Patchstack Now Withholding Misappropriated Information Needed to Secure Plugins in WordPress Plugin Directory From WordPress
Last week, we posted how WordPress had left a known vulnerable WordPress plugin with 100,000+ installs that is being targeted by a hacker in the WordPress Plugin Directory. The plugin continues to be in the plugin directory despite one of the Team Reps for the Plugins Team, David Perez, and the Senior Team member of the team, Samuel (Otto) Wood, being informed of that.
It turns out that there is another party partially responsible for the situation. It is a party that has already been engaged in unethical behavior and things have gotten worse now.
Responsible disclosure involves, among other things, notifying the developer of software vulnerabilities first. A number of WordPress security providers have major efforts to get vulnerabilities reported to them instead of to the developers or WordPress. The reason for that is so that they can profit off of those vulnerabilities. Beyond the ethical issue, this often leads to vulnerabilities that are not actually fixed, as these providers don’t properly vet the vulnerability claims and fixes. They then don’t provide that information to others, like ourselves, which actually fully vet things. And it causes unnecessary headaches for plugin developers.
The head of one of those providers, Patchstack’s Oliver Sild, has indirectly admitted this isn’t ethical. (Patchstack also admits to corner cutting when vetting vulnerability claims.) Now Patchstack is stating they are not providing WordPress itself with the information as well. Here is the response from Patchstakck’s Darius Sveikauskas, when asked about reporting the vulnerability in the plugin mentioned above to the Plugins team:
@jdembowski , at this time, we have discontinued sharing vulnerability details with the plugins and themes teams. This decision was made due to previous instances where the plugins team made overly intrusive requests for sensitive information without clearly disclosing who was requesting the data or for what purpose, despite claiming to act on behalf of the plugins team. There is zero transparency about both of those teams and how the data is used, stored, and who has access to it.
It’s essential to clarify that vendors are ultimately responsible for their plugins and themes, and the plugin/theme teams should be considered external parties, not legal stakeholders. Additionally, there is no non-disclosure agreement (NDA) or formal confidentiality agreement between us and these teams.

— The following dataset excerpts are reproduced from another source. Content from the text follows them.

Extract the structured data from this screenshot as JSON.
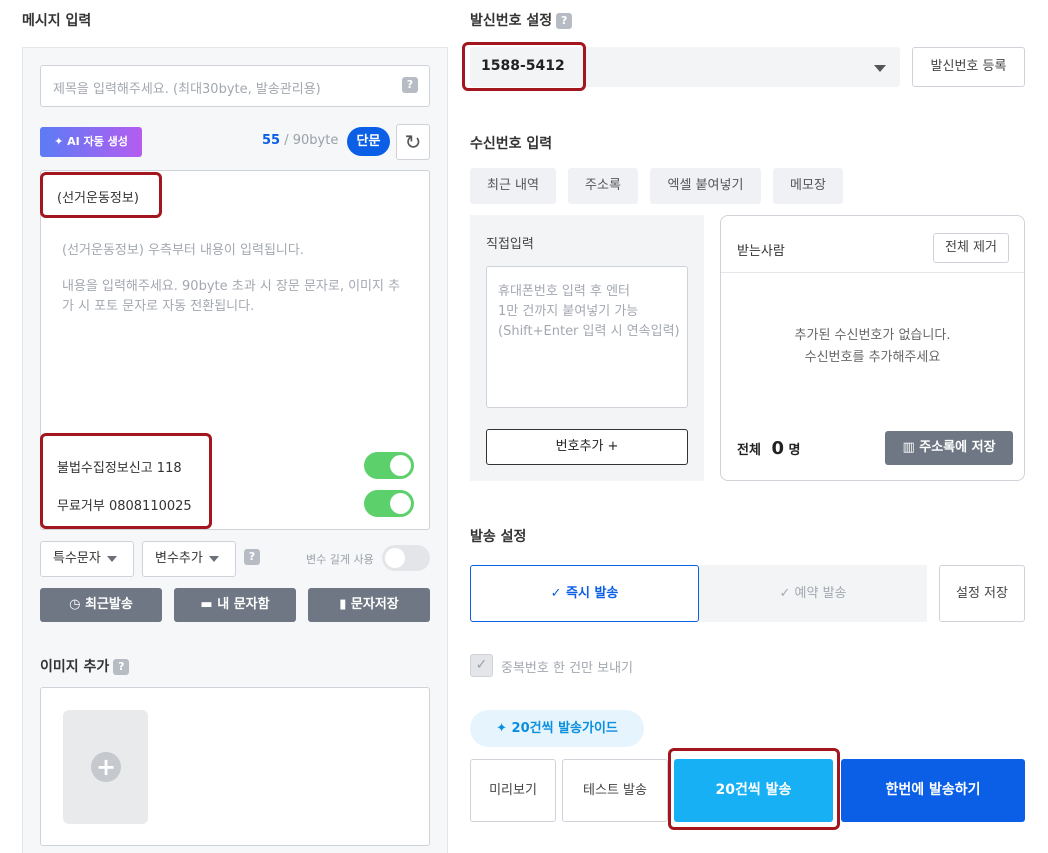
{
  "left": {
    "title": "메시지 입력",
    "subject_placeholder": "제목을 입력해주세요. (최대30byte, 발송관리용)",
    "help": "?",
    "ai_button": "AI 자동 생성",
    "byte_count": "55",
    "byte_limit": "/ 90byte",
    "msg_type_badge": "단문",
    "ad_prefix": "(선거운동정보)",
    "body_hint1": "(선거운동정보) 우측부터 내용이 입력됩니다.",
    "body_hint2": "내용을 입력해주세요. 90byte 초과 시 장문 문자로, 이미지 추가 시 포토 문자로 자동 전환됩니다.",
    "report_label": "불법수집정보신고 118",
    "optout_label": "무료거부 0808110025",
    "special_char": "특수문자",
    "variable_add": "변수추가",
    "variable_long": "변수 길게 사용",
    "recent_send": "최근발송",
    "my_box": "내 문자함",
    "save_msg": "문자저장",
    "image_title": "이미지 추가"
  },
  "sender": {
    "title": "발신번호 설정",
    "number": "1588-5412",
    "register_button": "발신번호 등록"
  },
  "recipient": {
    "title": "수신번호 입력",
    "tabs": [
      "최근 내역",
      "주소록",
      "엑셀 붙여넣기",
      "메모장"
    ],
    "direct_title": "직접입력",
    "direct_placeholder": "휴대폰번호 입력 후 엔터\n1만 건까지 붙여넣기 가능\n(Shift+Enter 입력 시 연속입력)",
    "add_number": "번호추가 +",
    "receivers_title": "받는사람",
    "clear_all": "전체 제거",
    "empty_line1": "추가된 수신번호가 없습니다.",
    "empty_line2": "수신번호를 추가해주세요",
    "total_label": "전체",
    "total_count": "0",
    "total_unit": "명",
    "save_to_contacts": "주소록에 저장"
  },
  "send_settings": {
    "title": "발송 설정",
    "instant": "즉시 발송",
    "reserved": "예약 발송",
    "save_settings": "설정 저장",
    "dedupe": "중복번호 한 건만 보내기",
    "guide_chip": "20건씩 발송가이드",
    "preview": "미리보기",
    "test_send": "테스트 발송",
    "send_20": "20건씩 발송",
    "send_all": "한번에 발송하기"
  },
  "colors": {
    "primary_blue": "#0a5fe6",
    "cyan": "#17b0f5",
    "highlight_red": "#a3161e",
    "toggle_green": "#5cd16b"
  }
}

From a compliance and legal standpoint, particularly under the EU Cyber Resilience Act (CRA), we must consider the risk of significant penalties. Are those teams prepared to accept legal liability for the products in question, including any potential fines for non-compliance with relevant regulations?
We recently began asking the plugins team to reach out to vendors, requesting that they add or update their security contact information in plugin metadata to enable responsible vulnerability disclosure. Instead of facilitating this, we are receiving responses requesting complete vulnerability reports, which is not the intended purpose of our request.
We cannot responsibly share sensitive vulnerability information under these conditions.
The whole thing is crazy. Patchstack is trying to get vulnerability reports directed away from developers to an external party, themselves, and then claiming that WordPress having the same information is somehow problematic, if not illegal. They clearly are not interested in responsible vulnerability disclosure considering they have a massive effort to get in the way of that. They are also lying about the EU’s CRA again.
In a follow up comment from the same Patchstack employee, they put forward their business model of trying to profit off information on vulnerabilities in WordPress plugins being redirected to them as an altruistic action (the number of identified vulnerabilities is widely off):
I really don’t have time for discussions like this. I mean, I could spend this time in a much more productive way – bringing greater value to the community. Just for your information: Patchstack has identified over 11,000 vulnerabilities in the WordPress ecosystem, and it cost those affected vendors nothing – $0. However, we spend $250,000+ just on bounties to reach that result and motivate independent researchers. So next time, before questioning our business model, please check the facts and consider the value we’ve delivered to the community.
Lack of Coverage
This is a serious issue, and yet it hasn’t received any coverage. In fact, just a week ago The Repository, which is run by a content marketer Rae Morey, misleadingly claiming to be a journalist ran a story promoting Patchstack’s redirection of vulnerability reports away from developers as if it is a positive. In line with them being a content marketer, Patchstack is one The Repository’s advertisers. Which was disclosed at the end of the story, misleadingly as them being a “Community Sponsor.” We left a comment on the story about it being misleading as to what is going on and Rae Morey again pushing Patchstack’s misrepresentation of the EU’s CRA. The comment wasn’t approved. (That isn’t surprising since the website is a content marketing project disguised as a journalistic outlet.) We left a reply on Bluesky asking if they were going to cover this situation, with no response so far.